Anthropic disclosed remarkable detail about the extent to which DeepSeek, MiniMax, and Moonshot AI “illicitly” used their systems. Claude is not available for commercial access in China, though Anthropic said the rival labs found workarounds.

Among the notable findings, Anthropic said DeepSeek sought to create “censorship-safe alternatives to policy-sensitive queries.” The company also said it detected MiniMax’s campaign “while it was still active,” giving them an in-depth look at what their competitor was doing.

“When we released a new model during MiniMax’s active campaign, they pivoted within 24 hours, redirecting nearly half their traffic to capture capabilities from our latest system,” Anthropic said.

Representatives for DeepSeek, MiniMax, and Moonshot AI did not immediately respond to Business Insider’s request for comment.

Beyond cheating in the AI, Anthropic said improper distillation poses security risks because less-trained models may lack the proper safeguards, such as those to prevent the development of bioweapons.

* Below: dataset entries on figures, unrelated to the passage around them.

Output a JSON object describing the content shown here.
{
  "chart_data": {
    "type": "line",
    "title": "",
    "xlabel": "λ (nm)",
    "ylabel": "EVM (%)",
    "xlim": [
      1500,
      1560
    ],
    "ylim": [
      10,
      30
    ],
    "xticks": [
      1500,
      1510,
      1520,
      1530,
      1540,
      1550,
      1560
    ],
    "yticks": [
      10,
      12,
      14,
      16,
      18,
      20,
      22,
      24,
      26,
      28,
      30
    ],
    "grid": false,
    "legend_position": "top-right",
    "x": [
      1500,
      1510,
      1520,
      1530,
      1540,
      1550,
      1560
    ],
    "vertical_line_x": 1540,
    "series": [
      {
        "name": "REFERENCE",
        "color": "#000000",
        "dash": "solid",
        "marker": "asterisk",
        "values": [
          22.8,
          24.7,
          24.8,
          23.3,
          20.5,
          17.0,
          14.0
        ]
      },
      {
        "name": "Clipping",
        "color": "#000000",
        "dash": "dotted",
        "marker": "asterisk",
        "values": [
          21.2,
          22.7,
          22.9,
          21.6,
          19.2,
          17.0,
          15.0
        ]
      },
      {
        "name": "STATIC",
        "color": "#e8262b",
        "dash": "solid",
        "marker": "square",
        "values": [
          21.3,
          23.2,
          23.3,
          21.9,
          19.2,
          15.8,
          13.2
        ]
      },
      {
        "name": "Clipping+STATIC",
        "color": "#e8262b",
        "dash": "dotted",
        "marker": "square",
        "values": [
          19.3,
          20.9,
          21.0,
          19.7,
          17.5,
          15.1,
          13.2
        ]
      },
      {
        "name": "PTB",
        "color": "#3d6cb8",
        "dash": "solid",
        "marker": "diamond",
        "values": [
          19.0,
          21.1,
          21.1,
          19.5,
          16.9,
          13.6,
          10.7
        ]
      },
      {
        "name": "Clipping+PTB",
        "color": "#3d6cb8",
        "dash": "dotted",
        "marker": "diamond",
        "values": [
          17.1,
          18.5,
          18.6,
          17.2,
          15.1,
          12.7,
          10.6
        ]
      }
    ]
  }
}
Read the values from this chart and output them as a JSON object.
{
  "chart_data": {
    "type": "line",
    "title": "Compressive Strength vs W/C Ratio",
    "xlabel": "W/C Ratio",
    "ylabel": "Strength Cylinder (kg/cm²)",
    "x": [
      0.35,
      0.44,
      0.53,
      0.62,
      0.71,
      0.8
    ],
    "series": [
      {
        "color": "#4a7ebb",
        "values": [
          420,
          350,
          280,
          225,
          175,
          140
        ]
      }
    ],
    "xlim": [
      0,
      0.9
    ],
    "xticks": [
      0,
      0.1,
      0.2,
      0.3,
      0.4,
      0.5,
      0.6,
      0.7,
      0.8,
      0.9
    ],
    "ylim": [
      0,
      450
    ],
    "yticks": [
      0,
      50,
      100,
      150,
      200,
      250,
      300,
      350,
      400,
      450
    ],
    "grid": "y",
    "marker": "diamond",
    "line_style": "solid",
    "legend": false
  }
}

In response to such distillation campaigns, Anthropic said it has built in “behavioral fingerprinting systems,” shares data with other AI companies on what to look out for, and continues to develop additional countermeasures.

Anthropic CEO Dario Amodei recently wrote that leading models are approaching the point where, without proper safeguards, they could help direct someone in building a bioweapon.

Amodei is also an outspoken advocate of US-export controls, a topic that divides some leading tech CEOs. Nvidia CEO Jensen Huang has repeatedly said that restricting US companies, including his own, from selling advanced chips to China won’t curb China’s AI advancements.

“Distillation attacks therefore reinforce the rationale for export controls: restricted chip access limits both direct model training and the scale of illicit distillation,” Anthropic said.

Anthropic has also faced allegations of using copyrighted material to train its models. In January, the Washington Post reported new details about an endeavor at the company called Project Panama, which the company reportedly described as “our effort to destructively scan all the books in the world.” Last year, Anthropic settled a class-action lawsuit brought by the authors and publishers of some of the books for $1.5 billion. As part of the settlement, the company didn’t admit any wrongdoing.